Ford maintains retiming the launch allows the company to utilise lower-cost battery technology and take advantage of other cost breakthroughs while the market continues to develop.

Skunkworks electric vehicle platform for lower costs

In 2022, Ford established a skunkworks team in California focused on changing the company’s approach to next-generation vehicle development and bending the cost curve on electric vehicles. It said the team takes a systems-integration approach across design, engineering, supply chain and manufacturing to ‘fundamentally rethink the full vehicle’. Managed to reduce cost and complexity, the approach will go deeper into the supply chain and benchmark cost against the best competitors in the world, Ford claims.

“We recruited the most technically skilled and creative professionals from inside and outside Ford to drive a radical change in how we develop an electric vehicle,” Farley said. “The work of this highly talented team has evolved into a critical enabler of our electric vehicle strategy. These electric vehicles will be lower cost, and not compromised in any way.”

The first affordable vehicle off this new platform will be the mid-sized electric pickup launching in 2027.
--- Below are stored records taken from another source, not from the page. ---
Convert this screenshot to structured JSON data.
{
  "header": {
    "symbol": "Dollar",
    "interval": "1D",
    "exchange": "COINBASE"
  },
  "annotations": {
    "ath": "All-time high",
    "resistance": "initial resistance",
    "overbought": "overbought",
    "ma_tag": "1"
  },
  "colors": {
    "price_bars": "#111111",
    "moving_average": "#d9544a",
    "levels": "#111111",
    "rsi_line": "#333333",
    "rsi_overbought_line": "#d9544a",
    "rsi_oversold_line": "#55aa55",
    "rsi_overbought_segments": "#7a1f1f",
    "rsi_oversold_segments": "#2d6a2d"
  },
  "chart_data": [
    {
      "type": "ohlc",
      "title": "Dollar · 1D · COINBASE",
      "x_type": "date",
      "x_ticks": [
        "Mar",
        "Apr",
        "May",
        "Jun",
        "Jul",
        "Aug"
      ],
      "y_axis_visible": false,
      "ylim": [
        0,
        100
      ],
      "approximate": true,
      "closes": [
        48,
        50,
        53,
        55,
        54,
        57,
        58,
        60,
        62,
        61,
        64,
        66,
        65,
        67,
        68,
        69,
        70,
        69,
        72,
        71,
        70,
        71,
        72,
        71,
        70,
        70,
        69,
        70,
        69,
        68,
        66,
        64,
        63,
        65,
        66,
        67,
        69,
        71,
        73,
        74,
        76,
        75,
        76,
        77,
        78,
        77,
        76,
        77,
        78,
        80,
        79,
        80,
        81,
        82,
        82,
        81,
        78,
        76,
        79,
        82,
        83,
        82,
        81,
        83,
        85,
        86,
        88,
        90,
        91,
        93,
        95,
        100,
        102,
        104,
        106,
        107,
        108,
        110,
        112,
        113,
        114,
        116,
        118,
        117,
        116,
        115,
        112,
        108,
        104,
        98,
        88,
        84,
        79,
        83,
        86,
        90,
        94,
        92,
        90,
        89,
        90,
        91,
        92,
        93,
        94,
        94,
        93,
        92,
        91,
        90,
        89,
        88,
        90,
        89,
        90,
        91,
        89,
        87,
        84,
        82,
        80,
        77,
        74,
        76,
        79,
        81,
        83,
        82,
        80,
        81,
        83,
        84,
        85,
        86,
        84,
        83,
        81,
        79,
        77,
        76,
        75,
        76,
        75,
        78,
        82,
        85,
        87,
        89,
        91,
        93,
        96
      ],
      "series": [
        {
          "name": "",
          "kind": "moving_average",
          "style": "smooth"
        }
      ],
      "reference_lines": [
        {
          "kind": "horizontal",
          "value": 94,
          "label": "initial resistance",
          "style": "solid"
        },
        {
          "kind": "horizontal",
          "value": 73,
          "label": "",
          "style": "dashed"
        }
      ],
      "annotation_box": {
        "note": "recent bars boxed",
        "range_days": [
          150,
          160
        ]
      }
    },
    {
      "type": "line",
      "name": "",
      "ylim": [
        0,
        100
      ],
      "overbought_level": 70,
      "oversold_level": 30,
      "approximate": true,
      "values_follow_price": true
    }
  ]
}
Ford says a globally competitive electric vehicle cost structure is the aim and the platform is designed with minimal complexity to scale quickly by underpinning multiple vehicle styles – for both retail and commercial customers. It is also designed to deliver personalised digital experiences that are expandable, always updating and building on features such as BlueCruise and Ford Pro Telematics. This will increase the installed base for software and services – improving Ford’s mix of sticky, profitable revenue over time, it says.